George Stigler, professeur d'économie à Chicago et futur prix Nobel, a publié au printemps 1971 dans le Bell Journal of Economics and Management Science un article devenu canonique : « The Theory of Economic Regulation ». Sa thèse était simple, et corroborée par une étude empirique massive : « Regulation is acquired by the industry and is designed and operated primarily for its benefit. » Loin d'être un dispositif imposé aux acteurs économiques contre leur volonté, la régulation tend, à mesure qu'elle se développe et se complexifie, à être façonnée par les acteurs régulés eux-mêmes, à leur bénéfice.
Le mécanisme est triple. D'abord, l'asymétrie d'information : les acteurs régulés connaissent leur secteur en détail, le régulateur n'en a qu'une vision agrégée et dépend des informations qu'il reçoit — donc, en pratique, des acteurs eux-mêmes. Ensuite, l'asymétrie d'intérêt, théorisée parallèlement par Mancur Olson en 1965 dans La logique de l'action collective : un petit nombre d'acteurs concentrés (les industriels) a un intérêt fort à influencer la régulation ; un grand nombre d'acteurs diffus (les consommateurs, les nouveaux entrants potentiels) a un intérêt faible — le coût d'organisation est, pour ces derniers, supérieur au gain individuel attendu. Enfin, l'asymétrie de coûts fixes que nous venons de détailler : toute complexité ajoutée à la régulation favorise structurellement ceux qui peuvent l'absorber.

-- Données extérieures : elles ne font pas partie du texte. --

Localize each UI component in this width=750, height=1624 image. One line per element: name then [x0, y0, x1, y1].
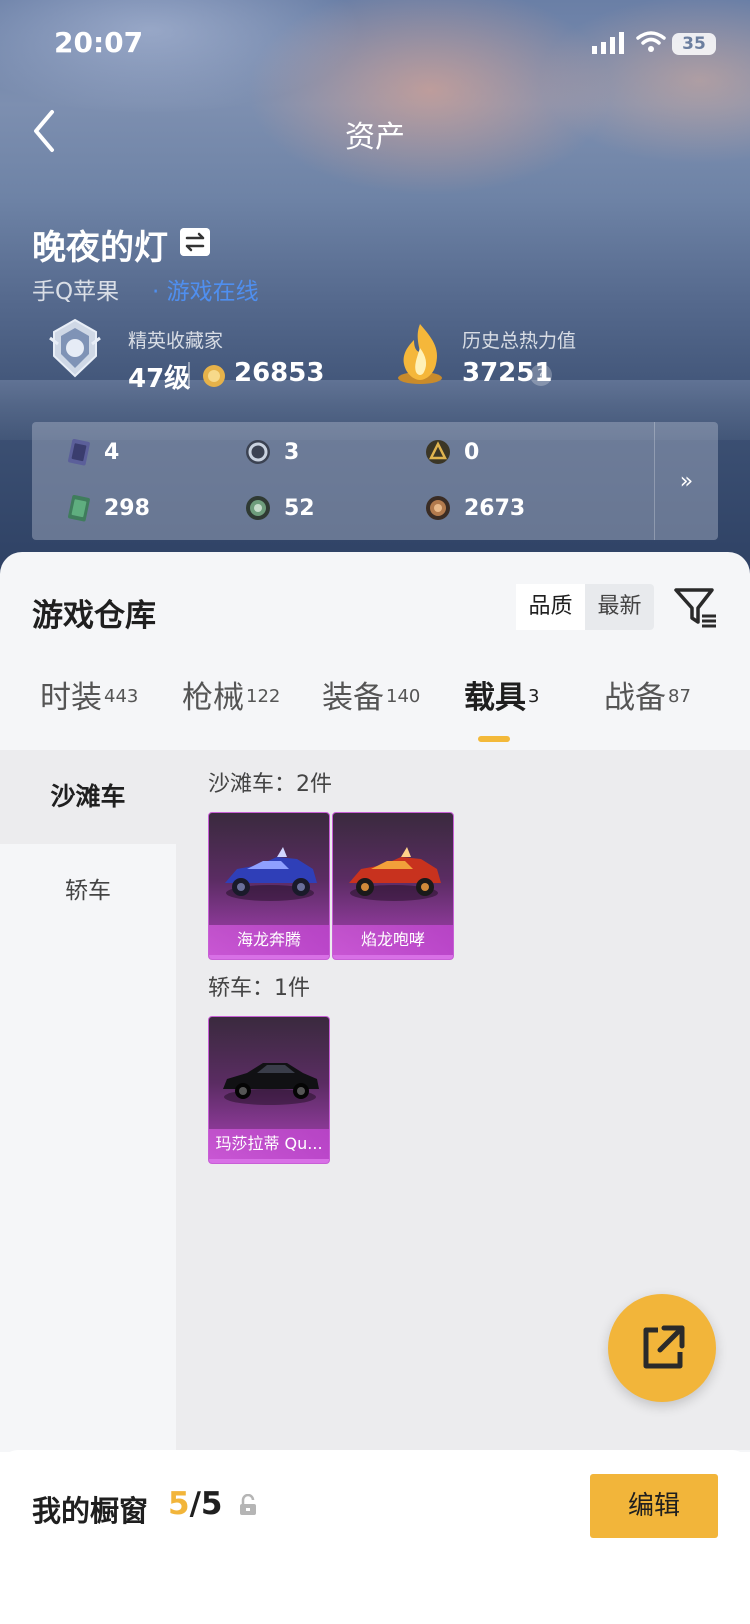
tab-label: 装备: [322, 680, 384, 716]
stat-item: 52: [244, 488, 315, 528]
profile-header: 20:07 35 资产 晚夜的灯 手Q苹果 · 游戏在线 精英收藏家 47级 2…: [0, 0, 750, 580]
sort-toggle: 品质 最新: [516, 584, 654, 630]
showcase-current: 5: [168, 1486, 190, 1522]
filter-icon[interactable]: [672, 584, 718, 630]
sedan-image: [223, 1063, 319, 1105]
emblem-bronze-icon: [426, 496, 450, 520]
help-icon[interactable]: ?: [530, 364, 552, 386]
sort-quality-button[interactable]: 品质: [516, 584, 585, 630]
emblem-green-icon: [246, 496, 270, 520]
tab-count: 122: [246, 685, 281, 707]
share-button[interactable]: [608, 1294, 716, 1402]
tab-label: 载具: [464, 680, 526, 716]
group-title: 轿车：1件: [208, 976, 310, 1001]
stat-item: 4: [64, 432, 119, 472]
showcase-total: /5: [189, 1486, 223, 1522]
item-name: 玛莎拉蒂 Qu...: [209, 1129, 329, 1159]
heat-title: 历史总热力值: [462, 330, 577, 352]
sidebar-item-sedan[interactable]: 轿车: [0, 844, 176, 938]
stat-value: 2673: [464, 495, 526, 521]
edit-button[interactable]: 编辑: [590, 1474, 718, 1538]
tab-count: 140: [386, 685, 421, 707]
category-tabs: 时装 443 枪械 122 装备 140 载具 3 战备 87: [0, 672, 750, 748]
rank-title: 精英收藏家: [128, 330, 224, 352]
card-green-icon: [68, 494, 90, 522]
card-purple-icon: [68, 438, 90, 466]
showcase-bar: 我的橱窗 5/5 编辑: [0, 1450, 750, 1624]
user-platform: 手Q苹果: [32, 279, 120, 305]
battery-icon: 35: [672, 33, 716, 55]
status-bar: 20:07 35: [0, 0, 750, 90]
rank-badge-icon: [49, 318, 101, 378]
rarity-bar: [209, 1159, 329, 1163]
tab-count: 3: [528, 685, 540, 707]
tab-label: 战备: [604, 680, 666, 716]
signal-icon: [592, 32, 624, 54]
item-card[interactable]: 焰龙咆哮: [332, 812, 454, 960]
stat-item: 298: [64, 488, 150, 528]
warehouse-title: 游戏仓库: [32, 598, 156, 634]
showcase-label: 我的橱窗: [32, 1494, 149, 1528]
rank-level: 47级: [128, 364, 191, 394]
stat-item: 2673: [424, 488, 525, 528]
subcategory-sidebar: 沙滩车 轿车: [0, 750, 176, 1450]
emblem-silver-icon: [246, 440, 270, 464]
lock-icon: [240, 1494, 256, 1515]
buggy-red-image: [349, 847, 441, 901]
stat-value: 4: [104, 439, 120, 465]
tab-count: 87: [668, 685, 691, 707]
item-card[interactable]: 玛莎拉蒂 Qu...: [208, 1016, 330, 1164]
collection-stats-panel: 4 3 0 298 52 2673 »: [32, 422, 718, 540]
status-time: 20:07: [54, 26, 144, 59]
emblem-gold-icon: [426, 440, 450, 464]
stat-item: 0: [424, 432, 479, 472]
stats-more-button[interactable]: »: [654, 422, 718, 540]
tab-count: 443: [104, 685, 139, 707]
user-name: 晚夜的灯: [32, 228, 168, 268]
flame-icon: [398, 324, 442, 384]
wifi-icon: [636, 31, 666, 52]
page-title: 资产: [345, 120, 405, 155]
share-icon: [643, 1325, 685, 1369]
tab-label: 枪械: [182, 680, 244, 716]
stat-value: 298: [104, 495, 150, 521]
coin-icon: [203, 365, 225, 387]
item-name: 焰龙咆哮: [333, 925, 453, 955]
switch-account-icon[interactable]: [180, 228, 210, 256]
divider: [188, 362, 190, 388]
stat-value: 0: [464, 439, 480, 465]
tab-weapons[interactable]: 枪械 122: [182, 672, 280, 748]
sidebar-item-beach-buggy[interactable]: 沙滩车: [0, 750, 176, 844]
rarity-bar: [333, 955, 453, 959]
tab-fashion[interactable]: 时装 443: [40, 672, 138, 748]
group-title: 沙滩车：2件: [208, 772, 332, 797]
sort-newest-button[interactable]: 最新: [585, 584, 654, 630]
stat-item: 3: [244, 432, 299, 472]
tab-equipment[interactable]: 装备 140: [322, 672, 420, 748]
stat-value: 52: [284, 495, 315, 521]
coin-value: 26853: [234, 358, 325, 388]
buggy-blue-image: [225, 847, 317, 901]
item-card[interactable]: 海龙奔腾: [208, 812, 330, 960]
rarity-bar: [209, 955, 329, 959]
active-tab-indicator: [478, 736, 510, 742]
showcase-count: 5/5: [168, 1486, 222, 1522]
stat-value: 3: [284, 439, 300, 465]
online-status: · 游戏在线: [152, 279, 259, 305]
tab-combat-gear[interactable]: 战备 87: [604, 672, 691, 748]
tab-label: 时装: [40, 680, 102, 716]
item-name: 海龙奔腾: [209, 925, 329, 955]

L'AI Act n'échappe pas au mécanisme. Les principaux acteurs de l'IA, américains et européens, ont activement participé à la rédaction du texte via les multiples consultations organisées entre 2021 et 2024. Le résultat n'est pas, en soi, une mauvaise régulation : il est une régulation conçue par et pour des acteurs qui peuvent en supporter le coût. Pour ceux qui ne le peuvent pas — la PME française qui voulait utiliser l'IA pour son service RH, le développeur indépendant qui voulait commercialiser un outil sectoriel, l'éditeur de niche qui voulait intégrer un assistant — la barrière d'entrée vient de monter d'un cran.
La grille Bastiat
Frédéric Bastiat avait, en 1845, écrit dans la première série de ses Sophismes économiques un texte court intitulé « Pétition ». Dans ce texte, des fabricants de chandelles demandaient au gouvernement, sous une plume parfaitement sérieuse, de protéger leur industrie contre la concurrence déloyale du soleil — qui éclairait gratuitement, à toute heure du jour, et menaçait l'emploi du secteur. La pétition demandait l'obligation d'obstruer toutes les ouvertures par lesquelles la lumière naturelle pénétrait dans les habitations.
Le texte est une satire ; il est aussi une démonstration. Bastiat montrait que toute mesure protectrice présentée comme défensive (« protéger l'emploi », « protéger la qualité », « protéger le citoyen ») peut, sans qu'on en change un mot, être lue comme offensive (« interdire un concurrent moins coûteux »). La distinction n'est pas dans l'intention du législateur ; elle est dans la structure de l'effet. Une mesure produit ce qu'elle produit, indépendamment de ce que ses promoteurs en disent.
L'AI Act n'est pas la pétition des fabricants de chandelles. La protection contre les usages abusifs de l'IA — discrimination dans le recrutement, opacité dans le crédit, surveillance non consentie — est un objectif légitime auquel les libéraux classiques eux-mêmes peuvent souscrire : la protection de la liberté individuelle contre les pouvoirs arbitraires, qu'ils soient publics ou privés, est un fondement de la doctrine. Le problème n'est pas que le règlement régule. C'est qu'il régule d'une manière qui transfère le coût aux acteurs les plus petits et qu'il convertit, ce faisant, un objectif de protection en un mécanisme de fermeture du marché.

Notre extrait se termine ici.